Accurate translation termination in bacteria requires correct recognition of the stop codons by the class-I release factors (RFs) RF1 and RF2, which release the nascent peptide from the peptidyl tRNA after undergoing a "compact to open" conformational transition. These RFs possess a conserved Gly-Gly-Gln (GGQ) peptide release motif, of which the Q residue is posttranslationally methylated. GGQ-methylated RFs have been shown to be faster in peptide release than the unmethylated ones, but it was unknown whether this modification had additional roles. Using a fluorescence-based real-time in vitro translation termination assay in a stopped-flow instrument, we demonstrate that methylated RF1 and RF2 are two- to four-fold more accurate in the cognate stop codon recognition than their unmethylated variants.
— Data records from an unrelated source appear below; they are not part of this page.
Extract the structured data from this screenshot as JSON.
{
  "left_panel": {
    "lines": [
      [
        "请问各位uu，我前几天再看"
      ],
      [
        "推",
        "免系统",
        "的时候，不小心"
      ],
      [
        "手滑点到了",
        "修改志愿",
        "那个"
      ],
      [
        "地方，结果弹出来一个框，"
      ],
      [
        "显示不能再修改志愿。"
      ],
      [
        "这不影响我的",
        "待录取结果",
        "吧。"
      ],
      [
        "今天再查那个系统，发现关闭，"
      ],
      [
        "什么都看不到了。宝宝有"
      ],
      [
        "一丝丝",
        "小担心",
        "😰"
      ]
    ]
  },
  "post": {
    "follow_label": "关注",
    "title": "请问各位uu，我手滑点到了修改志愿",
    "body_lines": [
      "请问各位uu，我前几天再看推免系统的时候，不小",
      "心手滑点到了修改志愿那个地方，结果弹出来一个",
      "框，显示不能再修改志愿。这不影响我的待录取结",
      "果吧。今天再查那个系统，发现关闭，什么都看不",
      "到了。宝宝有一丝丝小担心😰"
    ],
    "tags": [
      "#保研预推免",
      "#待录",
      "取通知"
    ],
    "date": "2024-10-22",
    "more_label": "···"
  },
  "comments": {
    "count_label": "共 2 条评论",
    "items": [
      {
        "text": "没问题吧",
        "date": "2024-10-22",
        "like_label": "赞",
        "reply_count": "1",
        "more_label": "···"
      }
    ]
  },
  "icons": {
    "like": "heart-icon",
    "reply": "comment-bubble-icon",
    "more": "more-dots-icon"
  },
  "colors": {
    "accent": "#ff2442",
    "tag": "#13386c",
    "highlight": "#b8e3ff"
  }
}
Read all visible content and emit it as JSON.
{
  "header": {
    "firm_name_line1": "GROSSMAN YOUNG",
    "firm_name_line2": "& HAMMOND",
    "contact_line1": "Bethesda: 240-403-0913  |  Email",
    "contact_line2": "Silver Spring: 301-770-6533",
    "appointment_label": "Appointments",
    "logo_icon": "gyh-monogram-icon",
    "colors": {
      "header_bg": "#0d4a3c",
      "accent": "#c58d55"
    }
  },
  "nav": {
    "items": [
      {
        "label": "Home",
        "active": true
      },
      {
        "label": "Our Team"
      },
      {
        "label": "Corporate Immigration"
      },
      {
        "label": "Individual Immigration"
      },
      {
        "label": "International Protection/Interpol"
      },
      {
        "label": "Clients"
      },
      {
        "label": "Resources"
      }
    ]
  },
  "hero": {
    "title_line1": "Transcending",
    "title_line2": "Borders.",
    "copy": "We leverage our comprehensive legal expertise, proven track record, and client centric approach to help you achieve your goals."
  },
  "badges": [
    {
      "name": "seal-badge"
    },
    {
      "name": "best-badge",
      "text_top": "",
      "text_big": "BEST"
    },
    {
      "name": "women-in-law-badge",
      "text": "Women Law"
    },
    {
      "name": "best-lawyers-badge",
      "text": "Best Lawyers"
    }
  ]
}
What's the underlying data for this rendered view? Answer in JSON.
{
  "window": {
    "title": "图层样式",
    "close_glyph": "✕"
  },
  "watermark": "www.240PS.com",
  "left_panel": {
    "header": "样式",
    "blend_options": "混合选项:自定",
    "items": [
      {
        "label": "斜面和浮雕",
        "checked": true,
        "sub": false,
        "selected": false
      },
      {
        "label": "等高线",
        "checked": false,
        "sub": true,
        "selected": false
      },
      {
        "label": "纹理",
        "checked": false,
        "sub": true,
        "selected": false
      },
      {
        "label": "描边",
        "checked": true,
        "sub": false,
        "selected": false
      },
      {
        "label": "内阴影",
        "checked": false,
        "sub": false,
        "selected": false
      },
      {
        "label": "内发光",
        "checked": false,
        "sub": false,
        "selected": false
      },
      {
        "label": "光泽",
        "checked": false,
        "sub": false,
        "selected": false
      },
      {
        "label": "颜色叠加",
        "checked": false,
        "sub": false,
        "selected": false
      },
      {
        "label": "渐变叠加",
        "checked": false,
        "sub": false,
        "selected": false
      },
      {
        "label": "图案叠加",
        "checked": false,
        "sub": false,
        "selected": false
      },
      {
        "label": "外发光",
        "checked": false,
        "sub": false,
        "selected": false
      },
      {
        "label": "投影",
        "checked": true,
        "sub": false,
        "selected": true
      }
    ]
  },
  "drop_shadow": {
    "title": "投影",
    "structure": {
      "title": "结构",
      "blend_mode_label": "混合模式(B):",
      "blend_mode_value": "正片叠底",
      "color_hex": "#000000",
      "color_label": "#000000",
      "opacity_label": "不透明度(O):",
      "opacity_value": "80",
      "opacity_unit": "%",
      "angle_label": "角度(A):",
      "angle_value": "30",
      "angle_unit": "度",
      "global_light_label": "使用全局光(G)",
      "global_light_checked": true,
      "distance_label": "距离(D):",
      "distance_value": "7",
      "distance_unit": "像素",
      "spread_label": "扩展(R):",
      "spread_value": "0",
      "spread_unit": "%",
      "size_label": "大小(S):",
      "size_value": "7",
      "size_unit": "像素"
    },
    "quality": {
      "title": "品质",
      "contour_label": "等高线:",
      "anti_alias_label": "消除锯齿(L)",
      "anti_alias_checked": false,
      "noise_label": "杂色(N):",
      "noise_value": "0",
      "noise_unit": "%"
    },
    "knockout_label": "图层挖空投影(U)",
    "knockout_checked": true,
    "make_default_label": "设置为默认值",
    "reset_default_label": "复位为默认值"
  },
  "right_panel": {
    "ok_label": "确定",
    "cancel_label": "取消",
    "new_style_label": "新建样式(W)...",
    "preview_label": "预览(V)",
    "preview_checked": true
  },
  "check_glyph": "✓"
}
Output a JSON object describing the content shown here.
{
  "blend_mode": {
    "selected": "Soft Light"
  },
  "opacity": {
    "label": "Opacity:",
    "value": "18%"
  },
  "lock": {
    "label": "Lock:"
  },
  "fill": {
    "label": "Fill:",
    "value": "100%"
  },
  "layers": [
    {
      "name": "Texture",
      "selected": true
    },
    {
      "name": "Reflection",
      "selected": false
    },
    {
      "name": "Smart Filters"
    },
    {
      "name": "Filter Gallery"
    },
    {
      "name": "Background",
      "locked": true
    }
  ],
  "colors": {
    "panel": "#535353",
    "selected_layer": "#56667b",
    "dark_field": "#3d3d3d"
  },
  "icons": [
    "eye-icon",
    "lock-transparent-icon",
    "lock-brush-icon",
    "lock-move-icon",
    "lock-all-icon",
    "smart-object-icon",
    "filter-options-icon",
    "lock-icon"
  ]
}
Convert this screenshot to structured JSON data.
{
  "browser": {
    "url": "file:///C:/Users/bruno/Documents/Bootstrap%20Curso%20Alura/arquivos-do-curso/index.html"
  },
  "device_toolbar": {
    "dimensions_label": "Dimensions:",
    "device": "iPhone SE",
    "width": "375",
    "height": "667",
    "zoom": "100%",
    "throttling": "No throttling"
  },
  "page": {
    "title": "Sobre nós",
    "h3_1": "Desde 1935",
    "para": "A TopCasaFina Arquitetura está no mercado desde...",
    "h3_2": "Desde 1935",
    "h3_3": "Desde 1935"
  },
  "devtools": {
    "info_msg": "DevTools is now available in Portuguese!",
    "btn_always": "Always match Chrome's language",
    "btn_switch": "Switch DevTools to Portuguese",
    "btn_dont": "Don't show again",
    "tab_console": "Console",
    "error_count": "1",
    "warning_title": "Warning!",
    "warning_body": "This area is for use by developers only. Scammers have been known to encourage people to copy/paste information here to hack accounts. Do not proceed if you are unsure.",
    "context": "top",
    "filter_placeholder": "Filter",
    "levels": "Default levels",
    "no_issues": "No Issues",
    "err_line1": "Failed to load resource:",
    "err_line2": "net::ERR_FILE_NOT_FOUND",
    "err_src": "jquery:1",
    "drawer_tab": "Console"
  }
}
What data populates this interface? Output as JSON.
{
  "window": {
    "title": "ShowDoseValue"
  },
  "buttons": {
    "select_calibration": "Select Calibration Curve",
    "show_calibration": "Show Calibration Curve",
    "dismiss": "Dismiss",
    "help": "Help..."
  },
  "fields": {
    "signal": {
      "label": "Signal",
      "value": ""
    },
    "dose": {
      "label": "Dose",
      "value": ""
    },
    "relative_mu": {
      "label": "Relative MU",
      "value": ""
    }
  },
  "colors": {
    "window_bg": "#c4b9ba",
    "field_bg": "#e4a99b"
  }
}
Using pH titration, we show that the lack of GGQ methylation facilitates the "compact to open" transition, which results in compromised accuracy of the unmethylated RFs. Furthermore, thermal melting studies using circular dichroism and SYPRO-orange fluorescence demonstrate that GGQ methylation increases overall stability of the RF proteins. This increased stability, we suspect, is the basis for the more controlled conformational change of the methylated RFs upon codon recognition, which enhances both their speed and accuracy. This GGQ methylation-based modulation of the accuracy of RFs can be a tool for regulating translational termination in vivo.